A peste se alastra | Tiago Amaral Sales

Título | A peste se alastra

Quantas marcas restam da dura travessia pela pandemia de covid-19? A partir deste questionamento, o autor reencontra-se com uma poesia escrita no começo do ano de 2021, acessando inúmeros afetos que seguem ressoando em seu corpo-vida. “A peste se alastra” consiste, então, neste inventário de memórias que emergiram naquele período catastrófico, necropolítico, sangrante, visceral, materializadas em uma poesia.

 


| FICHA TÉCNICA |

autor | Tiago Amaral Sales

currículo | Professor adjunto no curso de licenciatura em Ciências Biológicas da Universidade de Pernambuco (UPE) – Campus Petrolina.

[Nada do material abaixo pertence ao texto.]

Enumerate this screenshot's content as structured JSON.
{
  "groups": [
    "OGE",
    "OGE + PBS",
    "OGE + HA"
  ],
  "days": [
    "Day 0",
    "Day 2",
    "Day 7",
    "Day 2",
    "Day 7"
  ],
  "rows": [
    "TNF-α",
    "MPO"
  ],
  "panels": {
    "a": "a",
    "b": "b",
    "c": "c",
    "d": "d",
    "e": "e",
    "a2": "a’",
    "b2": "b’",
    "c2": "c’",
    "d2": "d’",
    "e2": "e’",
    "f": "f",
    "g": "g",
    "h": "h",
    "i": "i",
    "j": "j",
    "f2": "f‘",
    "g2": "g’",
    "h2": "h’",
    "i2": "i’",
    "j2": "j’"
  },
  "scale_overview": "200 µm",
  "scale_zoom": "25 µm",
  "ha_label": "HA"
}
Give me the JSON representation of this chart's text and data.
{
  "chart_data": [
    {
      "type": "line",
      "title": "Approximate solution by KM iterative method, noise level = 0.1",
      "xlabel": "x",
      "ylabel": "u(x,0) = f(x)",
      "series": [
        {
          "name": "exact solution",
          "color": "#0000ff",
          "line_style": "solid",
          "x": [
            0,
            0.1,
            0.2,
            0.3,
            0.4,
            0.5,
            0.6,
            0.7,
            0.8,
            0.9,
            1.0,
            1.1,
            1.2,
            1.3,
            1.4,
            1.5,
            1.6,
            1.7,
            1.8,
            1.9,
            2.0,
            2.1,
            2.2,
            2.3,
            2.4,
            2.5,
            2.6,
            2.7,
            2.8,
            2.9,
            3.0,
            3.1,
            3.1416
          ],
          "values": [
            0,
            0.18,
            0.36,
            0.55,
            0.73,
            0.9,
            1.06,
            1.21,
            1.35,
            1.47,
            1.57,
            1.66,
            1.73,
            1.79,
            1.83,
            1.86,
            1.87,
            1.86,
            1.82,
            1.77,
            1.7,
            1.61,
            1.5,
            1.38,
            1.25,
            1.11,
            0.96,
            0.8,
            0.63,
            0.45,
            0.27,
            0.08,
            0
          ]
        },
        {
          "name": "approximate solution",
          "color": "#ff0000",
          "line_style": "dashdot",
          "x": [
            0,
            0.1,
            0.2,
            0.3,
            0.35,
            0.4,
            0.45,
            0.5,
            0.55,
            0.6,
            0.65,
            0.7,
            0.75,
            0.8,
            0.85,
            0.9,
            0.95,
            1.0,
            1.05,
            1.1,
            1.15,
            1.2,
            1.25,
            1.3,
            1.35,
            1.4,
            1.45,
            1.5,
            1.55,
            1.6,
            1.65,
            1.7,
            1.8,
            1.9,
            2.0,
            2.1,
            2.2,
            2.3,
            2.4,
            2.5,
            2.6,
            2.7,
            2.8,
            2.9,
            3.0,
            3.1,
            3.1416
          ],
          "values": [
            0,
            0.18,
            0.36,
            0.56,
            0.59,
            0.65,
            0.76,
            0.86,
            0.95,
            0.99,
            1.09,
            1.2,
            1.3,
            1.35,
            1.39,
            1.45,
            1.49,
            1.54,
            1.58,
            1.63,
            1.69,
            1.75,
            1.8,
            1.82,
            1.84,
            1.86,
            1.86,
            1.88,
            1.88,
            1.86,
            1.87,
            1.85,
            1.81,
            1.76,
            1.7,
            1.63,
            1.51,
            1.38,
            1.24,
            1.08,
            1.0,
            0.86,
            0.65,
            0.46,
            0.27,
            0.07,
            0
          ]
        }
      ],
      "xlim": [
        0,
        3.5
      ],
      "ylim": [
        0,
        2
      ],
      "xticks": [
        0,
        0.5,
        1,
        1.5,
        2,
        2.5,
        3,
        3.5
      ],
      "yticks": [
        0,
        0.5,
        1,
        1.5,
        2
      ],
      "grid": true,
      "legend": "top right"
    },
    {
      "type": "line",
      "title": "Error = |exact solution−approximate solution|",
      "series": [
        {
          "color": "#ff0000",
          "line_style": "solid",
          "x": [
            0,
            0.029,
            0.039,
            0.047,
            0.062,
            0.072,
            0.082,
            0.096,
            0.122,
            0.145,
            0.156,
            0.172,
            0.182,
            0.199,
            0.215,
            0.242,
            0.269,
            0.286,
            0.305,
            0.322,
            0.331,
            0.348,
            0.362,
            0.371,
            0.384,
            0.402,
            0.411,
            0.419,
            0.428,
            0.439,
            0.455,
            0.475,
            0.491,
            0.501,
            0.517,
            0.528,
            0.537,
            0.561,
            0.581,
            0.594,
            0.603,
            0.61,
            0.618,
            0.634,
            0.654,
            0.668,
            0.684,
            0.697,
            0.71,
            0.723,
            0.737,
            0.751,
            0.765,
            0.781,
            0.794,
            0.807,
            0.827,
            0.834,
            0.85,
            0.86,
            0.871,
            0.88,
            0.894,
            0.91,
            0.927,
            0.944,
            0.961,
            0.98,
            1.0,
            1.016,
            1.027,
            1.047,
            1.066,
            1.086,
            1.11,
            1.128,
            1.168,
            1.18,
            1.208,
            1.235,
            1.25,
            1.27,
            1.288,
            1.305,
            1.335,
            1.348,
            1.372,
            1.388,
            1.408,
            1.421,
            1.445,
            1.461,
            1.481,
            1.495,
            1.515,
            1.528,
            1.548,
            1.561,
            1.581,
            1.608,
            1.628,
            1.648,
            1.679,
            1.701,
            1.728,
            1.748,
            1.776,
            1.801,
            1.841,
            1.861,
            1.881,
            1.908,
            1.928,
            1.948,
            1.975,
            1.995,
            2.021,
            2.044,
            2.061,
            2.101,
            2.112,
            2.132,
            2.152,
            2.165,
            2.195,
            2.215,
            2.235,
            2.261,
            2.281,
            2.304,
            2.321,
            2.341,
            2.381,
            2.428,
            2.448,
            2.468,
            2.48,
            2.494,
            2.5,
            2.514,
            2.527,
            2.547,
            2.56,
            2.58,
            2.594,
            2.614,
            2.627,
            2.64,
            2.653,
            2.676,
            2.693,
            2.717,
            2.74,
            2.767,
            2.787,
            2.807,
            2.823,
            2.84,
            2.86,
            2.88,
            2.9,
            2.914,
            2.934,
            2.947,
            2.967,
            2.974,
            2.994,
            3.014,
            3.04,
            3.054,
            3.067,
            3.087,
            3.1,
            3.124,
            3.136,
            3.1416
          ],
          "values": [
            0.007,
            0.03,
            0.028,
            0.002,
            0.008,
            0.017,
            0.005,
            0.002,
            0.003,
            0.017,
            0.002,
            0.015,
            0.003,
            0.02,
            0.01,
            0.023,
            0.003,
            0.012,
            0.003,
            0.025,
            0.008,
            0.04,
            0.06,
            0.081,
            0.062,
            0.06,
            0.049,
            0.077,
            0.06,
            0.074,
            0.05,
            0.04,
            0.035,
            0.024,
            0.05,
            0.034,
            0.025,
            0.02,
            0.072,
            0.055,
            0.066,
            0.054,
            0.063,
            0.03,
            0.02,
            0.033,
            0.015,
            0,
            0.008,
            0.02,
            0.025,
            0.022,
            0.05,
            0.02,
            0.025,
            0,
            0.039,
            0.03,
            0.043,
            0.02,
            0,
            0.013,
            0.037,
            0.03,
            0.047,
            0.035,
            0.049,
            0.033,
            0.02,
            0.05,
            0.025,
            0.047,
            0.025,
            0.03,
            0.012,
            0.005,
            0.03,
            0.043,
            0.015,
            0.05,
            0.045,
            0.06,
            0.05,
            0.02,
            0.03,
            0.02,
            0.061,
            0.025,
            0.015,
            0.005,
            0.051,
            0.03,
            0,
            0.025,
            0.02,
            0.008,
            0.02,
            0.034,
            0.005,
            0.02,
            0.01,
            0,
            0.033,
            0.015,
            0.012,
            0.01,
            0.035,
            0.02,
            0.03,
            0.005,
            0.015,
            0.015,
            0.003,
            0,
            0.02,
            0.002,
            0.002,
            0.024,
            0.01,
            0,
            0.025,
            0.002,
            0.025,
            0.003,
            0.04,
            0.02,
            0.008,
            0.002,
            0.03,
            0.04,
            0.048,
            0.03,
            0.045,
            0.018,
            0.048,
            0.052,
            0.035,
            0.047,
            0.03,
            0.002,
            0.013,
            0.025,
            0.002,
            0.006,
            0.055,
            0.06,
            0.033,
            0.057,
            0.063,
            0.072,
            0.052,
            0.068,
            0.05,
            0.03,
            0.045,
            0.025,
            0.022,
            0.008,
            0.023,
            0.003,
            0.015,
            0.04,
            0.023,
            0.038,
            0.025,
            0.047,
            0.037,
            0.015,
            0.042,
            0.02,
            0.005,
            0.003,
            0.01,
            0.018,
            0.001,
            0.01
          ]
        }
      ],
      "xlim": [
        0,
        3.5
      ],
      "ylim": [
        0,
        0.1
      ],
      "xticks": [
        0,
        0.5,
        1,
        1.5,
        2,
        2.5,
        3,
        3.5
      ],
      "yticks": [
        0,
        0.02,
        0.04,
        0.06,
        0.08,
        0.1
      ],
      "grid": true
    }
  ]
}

Licenciado e Bacharel em Ciências Biológicas pelo Instituto de Biologia da Universidade Federal de Uberlândia (INBIO/UFU). Mestre e Doutor em Educação no Programa de Pós-Graduação em Educação da Universidade Federal de Uberlândia (PPGED/UFU). Pós-doutorando em Divulgação Científica e Cultural no Laboratório de Estudos Avançados em Jornalismo da Universidade Estadual de Campinas (LABJOR/UNICAMP). Escritor de contos, poesias, artigos, ensaios, e… e… e… Integrante do multiTÃO: prolifer-artes sub-vertendo ciências, educações e comunicações (UNICAMP); UIVO: matilha de estudos em criação, arte e vida (UFU) e do AMPLIA: amálgama em educação, ciência e arte (UFU).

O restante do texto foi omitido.